La cosiddetta sospensione dell'incredulità , quel contratto implicito tra il testo narrativo e il suo fruitore che gli consente di mettere in pausa lo spirito critico ed entrare in un mondo dotato di leggi proprie, è una facoltà molto ben allenata nei bambini. Riescono ad accenderla e spegnerla molte volte in pochissimo tempo, un po' come fanno quando scoprono l'interruttore della luce, e sono perfino capaci di mantenere il pulsante a metà .
L'avventura di leggere Ellen e il leone, piccolo capolavoro di Crockett Johnson, efficacemente tradotto da Sara Saorin per Camelozampa, trova la sua chiave proprio in quell'interruttore e nelle diverse posizioni che solo un bambino sa dargli.
Raffinato cantore dell'immaginazione infantile, dopo aver descritto con Harold e la matita viola e gli altri albi della serie la facoltà di creare mondi giocando, ora si sposta sul piano del gioco simbolico, del "facciamo che ero", del sentimento animista dei bambini che dona una coscienza agli oggetti e ai pupazzi.
Ellen sembra proprio "sorella" di Harold, nel tratto grafico inconfondibile di Johnson ma anche nella sua capacità di isolarsi in un mondo fantastico in cui nessun altro può entrare: per tutto il libro compaiono soltanto lei e il leone di pezza con cui gioca (con qualche breve incursione di altri pupazzi).
Per prima cosa, Ellen gli dà voce: lo racconta il primo dei dodici racconti di cui è composto il libro, "Conversazioni e canzoni".
"Hai una voce profonda, così buffa!"
"Trovo che la mia voce assomigli incredibilmente alla tua" disse il leone.
e poi:
"Non possiamo cantare tutti e due assieme?" chiese Ellen.
Il leone ci pensò su.
"Non credo che potremmo", rispose. "Tu ci riesci?"
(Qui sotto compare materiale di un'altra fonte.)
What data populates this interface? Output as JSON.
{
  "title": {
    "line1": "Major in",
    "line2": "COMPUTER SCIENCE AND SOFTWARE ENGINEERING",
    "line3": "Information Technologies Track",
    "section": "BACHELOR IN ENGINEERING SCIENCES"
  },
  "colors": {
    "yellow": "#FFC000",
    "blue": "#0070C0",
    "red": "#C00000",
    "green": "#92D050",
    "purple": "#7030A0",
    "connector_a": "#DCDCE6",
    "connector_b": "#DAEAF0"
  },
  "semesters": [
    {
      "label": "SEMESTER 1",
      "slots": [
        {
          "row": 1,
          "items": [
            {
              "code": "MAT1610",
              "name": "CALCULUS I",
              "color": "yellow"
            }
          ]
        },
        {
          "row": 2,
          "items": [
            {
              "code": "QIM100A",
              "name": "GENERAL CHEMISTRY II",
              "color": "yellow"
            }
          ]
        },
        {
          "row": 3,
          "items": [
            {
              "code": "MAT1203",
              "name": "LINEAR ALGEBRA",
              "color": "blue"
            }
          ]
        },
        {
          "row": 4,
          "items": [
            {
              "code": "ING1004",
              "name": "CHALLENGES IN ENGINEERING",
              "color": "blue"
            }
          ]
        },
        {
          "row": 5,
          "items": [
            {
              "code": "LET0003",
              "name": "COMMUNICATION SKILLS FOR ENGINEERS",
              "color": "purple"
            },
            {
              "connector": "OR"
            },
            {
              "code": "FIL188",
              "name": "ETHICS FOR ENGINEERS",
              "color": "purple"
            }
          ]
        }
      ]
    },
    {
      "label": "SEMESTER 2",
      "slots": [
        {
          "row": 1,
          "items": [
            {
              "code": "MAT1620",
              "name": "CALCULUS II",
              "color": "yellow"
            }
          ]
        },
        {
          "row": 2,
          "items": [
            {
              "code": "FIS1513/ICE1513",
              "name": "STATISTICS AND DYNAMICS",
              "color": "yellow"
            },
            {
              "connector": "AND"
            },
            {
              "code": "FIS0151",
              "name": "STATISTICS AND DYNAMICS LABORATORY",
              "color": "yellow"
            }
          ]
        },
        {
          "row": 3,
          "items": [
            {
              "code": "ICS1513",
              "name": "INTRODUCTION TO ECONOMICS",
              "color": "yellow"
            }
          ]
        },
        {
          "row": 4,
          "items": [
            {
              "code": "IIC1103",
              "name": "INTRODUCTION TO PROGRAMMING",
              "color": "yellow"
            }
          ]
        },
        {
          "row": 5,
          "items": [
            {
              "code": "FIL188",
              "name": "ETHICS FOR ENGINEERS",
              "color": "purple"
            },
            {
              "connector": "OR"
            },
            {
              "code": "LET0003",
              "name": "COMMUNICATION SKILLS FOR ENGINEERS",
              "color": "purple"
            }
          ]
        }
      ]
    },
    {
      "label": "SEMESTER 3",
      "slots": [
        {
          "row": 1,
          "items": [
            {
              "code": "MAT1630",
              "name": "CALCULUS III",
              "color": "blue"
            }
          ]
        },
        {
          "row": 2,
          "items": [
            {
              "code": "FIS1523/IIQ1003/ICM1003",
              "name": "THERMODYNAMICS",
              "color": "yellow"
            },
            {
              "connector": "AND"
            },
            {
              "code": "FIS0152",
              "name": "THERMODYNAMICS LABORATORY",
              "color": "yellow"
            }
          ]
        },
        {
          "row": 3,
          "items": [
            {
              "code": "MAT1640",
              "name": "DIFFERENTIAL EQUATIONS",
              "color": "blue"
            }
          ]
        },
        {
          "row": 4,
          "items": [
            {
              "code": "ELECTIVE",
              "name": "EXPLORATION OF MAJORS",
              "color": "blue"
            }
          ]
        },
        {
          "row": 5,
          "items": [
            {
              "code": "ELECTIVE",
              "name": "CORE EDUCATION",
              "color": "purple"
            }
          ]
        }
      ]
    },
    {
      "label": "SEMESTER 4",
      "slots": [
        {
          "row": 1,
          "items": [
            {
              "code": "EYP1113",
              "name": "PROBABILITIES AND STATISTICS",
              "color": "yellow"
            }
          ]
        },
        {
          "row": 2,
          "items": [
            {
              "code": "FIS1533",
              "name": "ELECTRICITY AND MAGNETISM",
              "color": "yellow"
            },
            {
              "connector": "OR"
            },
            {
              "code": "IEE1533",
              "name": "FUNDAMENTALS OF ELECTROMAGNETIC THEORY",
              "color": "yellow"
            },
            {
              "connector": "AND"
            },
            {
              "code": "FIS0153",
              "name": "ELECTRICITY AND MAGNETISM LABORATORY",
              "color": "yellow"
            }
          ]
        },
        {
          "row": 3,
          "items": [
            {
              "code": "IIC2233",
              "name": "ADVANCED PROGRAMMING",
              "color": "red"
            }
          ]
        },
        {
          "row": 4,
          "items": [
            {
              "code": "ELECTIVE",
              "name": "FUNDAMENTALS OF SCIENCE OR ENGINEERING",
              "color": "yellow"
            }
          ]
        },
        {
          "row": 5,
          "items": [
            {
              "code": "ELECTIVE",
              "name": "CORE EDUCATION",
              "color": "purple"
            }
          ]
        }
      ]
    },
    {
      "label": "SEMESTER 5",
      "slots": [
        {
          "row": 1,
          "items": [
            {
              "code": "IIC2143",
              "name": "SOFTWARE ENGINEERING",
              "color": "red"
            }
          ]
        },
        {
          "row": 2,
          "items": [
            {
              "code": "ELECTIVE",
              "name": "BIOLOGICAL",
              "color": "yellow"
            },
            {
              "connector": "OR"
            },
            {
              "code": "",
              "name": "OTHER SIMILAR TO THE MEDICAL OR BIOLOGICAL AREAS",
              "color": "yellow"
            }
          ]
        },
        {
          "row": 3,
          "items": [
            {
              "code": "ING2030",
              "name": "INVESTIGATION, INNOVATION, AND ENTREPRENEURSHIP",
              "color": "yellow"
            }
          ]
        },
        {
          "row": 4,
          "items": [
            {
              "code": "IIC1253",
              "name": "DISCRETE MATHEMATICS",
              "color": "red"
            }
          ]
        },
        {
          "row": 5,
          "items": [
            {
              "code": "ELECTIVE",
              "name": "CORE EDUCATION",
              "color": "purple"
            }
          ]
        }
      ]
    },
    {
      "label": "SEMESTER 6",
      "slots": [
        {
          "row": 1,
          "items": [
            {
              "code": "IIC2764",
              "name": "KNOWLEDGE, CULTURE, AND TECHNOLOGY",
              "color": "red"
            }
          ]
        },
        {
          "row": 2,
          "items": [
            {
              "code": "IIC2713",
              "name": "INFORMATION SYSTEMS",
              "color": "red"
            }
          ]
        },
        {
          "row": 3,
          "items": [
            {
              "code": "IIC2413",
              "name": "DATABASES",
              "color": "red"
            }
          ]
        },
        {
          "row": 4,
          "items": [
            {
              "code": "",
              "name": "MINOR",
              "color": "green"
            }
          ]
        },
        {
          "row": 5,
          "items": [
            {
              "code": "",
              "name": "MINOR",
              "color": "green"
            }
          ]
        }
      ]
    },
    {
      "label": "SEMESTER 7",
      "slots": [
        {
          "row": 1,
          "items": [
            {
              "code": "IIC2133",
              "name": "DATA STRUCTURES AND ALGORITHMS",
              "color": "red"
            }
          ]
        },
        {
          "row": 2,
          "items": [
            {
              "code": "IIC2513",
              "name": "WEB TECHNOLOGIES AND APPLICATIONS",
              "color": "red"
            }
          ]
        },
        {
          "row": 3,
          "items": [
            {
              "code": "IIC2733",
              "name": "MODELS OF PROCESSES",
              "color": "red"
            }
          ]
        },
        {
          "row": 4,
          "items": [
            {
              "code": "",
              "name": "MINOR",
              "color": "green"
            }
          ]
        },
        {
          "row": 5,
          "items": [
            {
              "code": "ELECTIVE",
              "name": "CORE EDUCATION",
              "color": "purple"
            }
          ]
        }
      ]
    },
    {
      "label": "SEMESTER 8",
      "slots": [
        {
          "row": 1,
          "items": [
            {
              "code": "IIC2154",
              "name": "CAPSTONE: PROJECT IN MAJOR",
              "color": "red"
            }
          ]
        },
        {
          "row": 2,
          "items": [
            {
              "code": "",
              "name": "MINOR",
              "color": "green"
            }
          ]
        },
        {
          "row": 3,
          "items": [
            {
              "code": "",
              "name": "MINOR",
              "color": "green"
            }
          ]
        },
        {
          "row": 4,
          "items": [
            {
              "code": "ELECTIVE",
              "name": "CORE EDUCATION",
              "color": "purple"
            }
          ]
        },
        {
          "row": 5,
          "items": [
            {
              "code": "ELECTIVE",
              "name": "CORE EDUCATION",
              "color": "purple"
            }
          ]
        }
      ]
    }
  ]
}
C'è sempre qualcosa che resta sul piano del non-detto, in cui si esprime la potenza narrativa di questa raccolta: l'autore non rivela mai esplicitamente che è Ellen a dare vita al leone di pezza con la propria immaginazione, ma lo insinua continuamente, e proprio questo gioco di inferenze diventa la cifra narrativa principale dei racconti.
Il sottinteso dà infatti all'opera una dimensione contemporaneamente umoristica e poetica: se da un lato sorridiamo notando gli indizi che ci suggeriscono che l'anima del leone sia Ellen stessa, dall'altro la labilità dei confini tra realtà e fantasia ci mantiene sospesi in un mondo fuori dal tempo e dalla logica, un microcosmo di sogno in cui riconosciamo l'essenza stessa del gioco.
E così il leone viaggia in Arabia sul trenino giocattolo di Ellen, diventa un paziente sotto le mani di Ellen-dottore, e con i suoi occhi di bottone controlla che dietro Ellen non ci siano le Cose che al buio le fanno paura.
Gioco e realtà , ruoli veri e fittizi si intrecciano continuamente, e quell'interruttore tra reale e immaginario continua ad assumere tutte le posizioni possibili e anche qualcuna impossibile, mentre la bella prosa di Crockett Johnson ci porta ancora una volta in un mondo così fantastico da diventare autentico.